La dame au chignon bien serré avec ses quelques mèches blanches, s’approche d’Antoinette et de René et tente de leur dire ce qu’ils n’entendent pas. On va les conduire à la campagne dans un village de Haute-Loire ; leur maman ne peut pas s’occuper d’eux pour l’instant il faut qu’elle se soigne, et puis il ne faut pas que vous tombiez malades vous aussi. Vous resterez tous les deux jusqu’à ce que votre maman guérisse ; dans cette maison, c’est très joli vous verrez, il y a une rivière tout près et vous pourrez jouer avec d’autres enfants. Les pensées d’Antoinette se font plus sombres, elle serre dans sa main l’amas de miettes et court le jeter par la fenêtre. René s’enferme dans son mutisme, ramasse les pierres qui sont au sol et va se saisir de la main de sa sœur. Cesira apporte un petit sac où elle a rangé quelques vêtements pour chacun et serre sa sœur et son frère contre elle. Allons allons dit la dame au chignon, il nous faut partir, je viens avec vous dans le car, il ne faut pas le rater. Dites adieu à votre mère mais ne l’embrassez pas. Et allons, vite.

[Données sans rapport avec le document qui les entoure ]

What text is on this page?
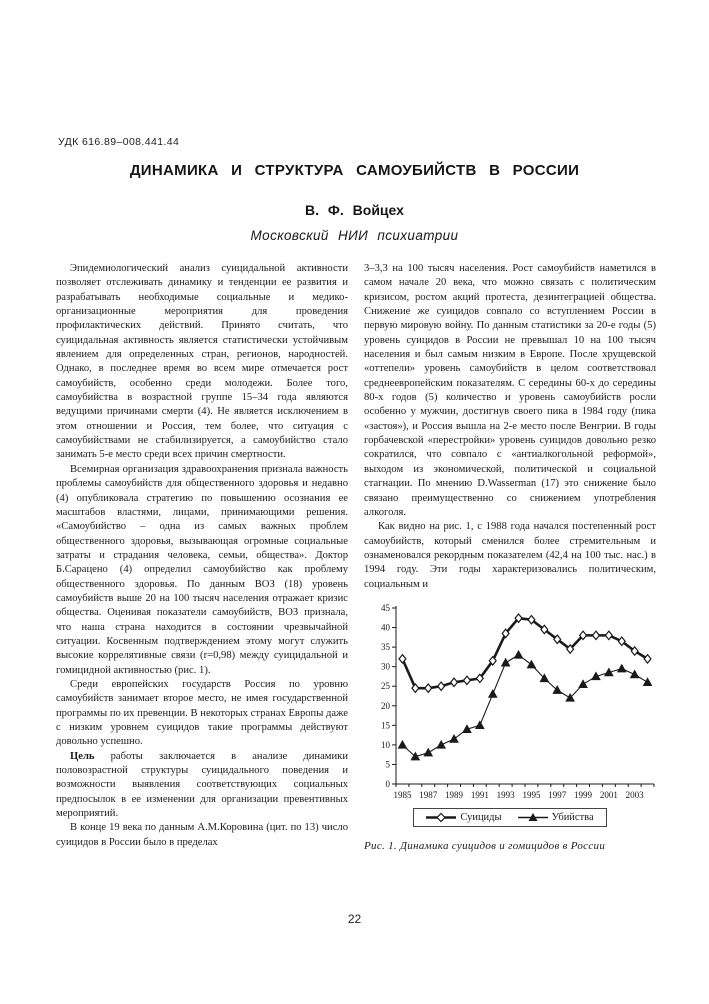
УДК 616.89–008.441.44
ДИНАМИКА И СТРУКТУРА САМОУБИЙСТВ В РОССИИ
В. Ф. Войцех
Московский НИИ психиатрии

Эпидемиологический анализ суицидальной активности позволяет отслеживать динамику и тенденции ее развития и разрабатывать необходимые социальные и медико-организационные мероприятия для проведения профилактических действий. Принято считать, что суицидальная активность является статистически устойчивым явлением для определенных стран, регионов, народностей. Однако, в последнее время во всем мире отмечается рост самоубийств, особенно среди молодежи. Более того, самоубийства в возрастной группе 15–34 года являются ведущими причинами смерти (4). Не является исключением в этом отношении и Россия, тем более, что ситуация с самоубийствами не стабилизируется, а самоубийство стало занимать 5-е место среди всех причин смертности.

Всемирная организация здравоохранения признала важность проблемы самоубийств для общественного здоровья и недавно (4) опубликовала стратегию по повышению осознания ее масштабов властями, лицами, принимающими решения. «Самоубийство – одна из самых важных проблем общественного здоровья, вызывающая огромные социальные затраты и страдания человека, семьи, общества». Доктор Б.Сарацено (4) определил самоубийство как проблему общественного здоровья. По данным ВОЗ (18) уровень самоубийств выше 20 на 100 тысяч населения отражает кризис общества. Оценивая показатели самоубийств, ВОЗ признала, что наша страна находится в состоянии чрезвычайной ситуации. Косвенным подтверждением этому могут служить высокие коррелятивные связи (r=0,98) между суицидальной и гомицидной активностью (рис. 1).

Среди европейских государств Россия по уровню самоубийств занимает второе место, не имея государственной программы по их превенции. В некоторых странах Европы даже с низким уровнем суицидов такие программы действуют довольно успешно.

Цель работы заключается в анализе динамики половозрастной структуры суицидального поведения и возможности выявления соответствующих социальных предпосылок в ее изменении для организации превентивных мероприятий.

В конце 19 века по данным А.М.Коровина (цит. по 13) число суицидов в России было в пределах

3–3,3 на 100 тысяч населения. Рост самоубийств наметился в самом начале 20 века, что можно связать с политическим кризисом, ростом акций протеста, дезинтеграцией общества. Снижение же суицидов совпало со вступлением России в первую мировую войну. По данным статистики за 20-е годы (5) уровень суицидов в России не превышал 10 на 100 тысяч населения и был самым низким в Европе. После хрущевской «оттепели» уровень самоубийств в целом соответствовал среднеевропейским показателям. С середины 60-х до середины 80-х годов (5) количество и уровень самоубийств росли особенно у мужчин, достигнув своего пика в 1984 году (пика «застоя»), и Россия вышла на 2-е место после Венгрии. В годы горбачевской «перестройки» уровень суицидов довольно резко сократился, что совпало с «антиалкогольной реформой», выходом из экономической, политической и социальной стагнации. По мнению D.Wasserman (17) это снижение было связано преимущественно со снижением употребления алкоголя.

Как видно на рис. 1, с 1988 года начался постепенный рост самоубийств, который сменился более стремительным и ознаменовался рекордным показателем (42,4 на 100 тыс. нас.) в 1994 году. Эти годы характеризовались политическим, социальным и

0
5
10
15
20
25
30
35
40
45
1985 1987 1989 1991 1993 1995 1997 1999 2001 2003
Суициды	Убийства
Рис. 1. Динамика суицидов и гомицидов в России
22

La mère, recluse au fond de la pièce dans un mauvais fauteuil, sent ses forces l’abandonner. Elle sait, elle a vu l’évolution de la maladie chez Antonio et n’a plus d’illusions sur son sort. Elle a fait ce qu’elle a pu pour ses enfants. Et elle ne les prendra pas entre ses bras, elle sait c’est pour leur bien ; elle murmure quelques mots d’encouragement mais une grande ombre la recouvre déjà. L’oubli refermera ses portes sous peu.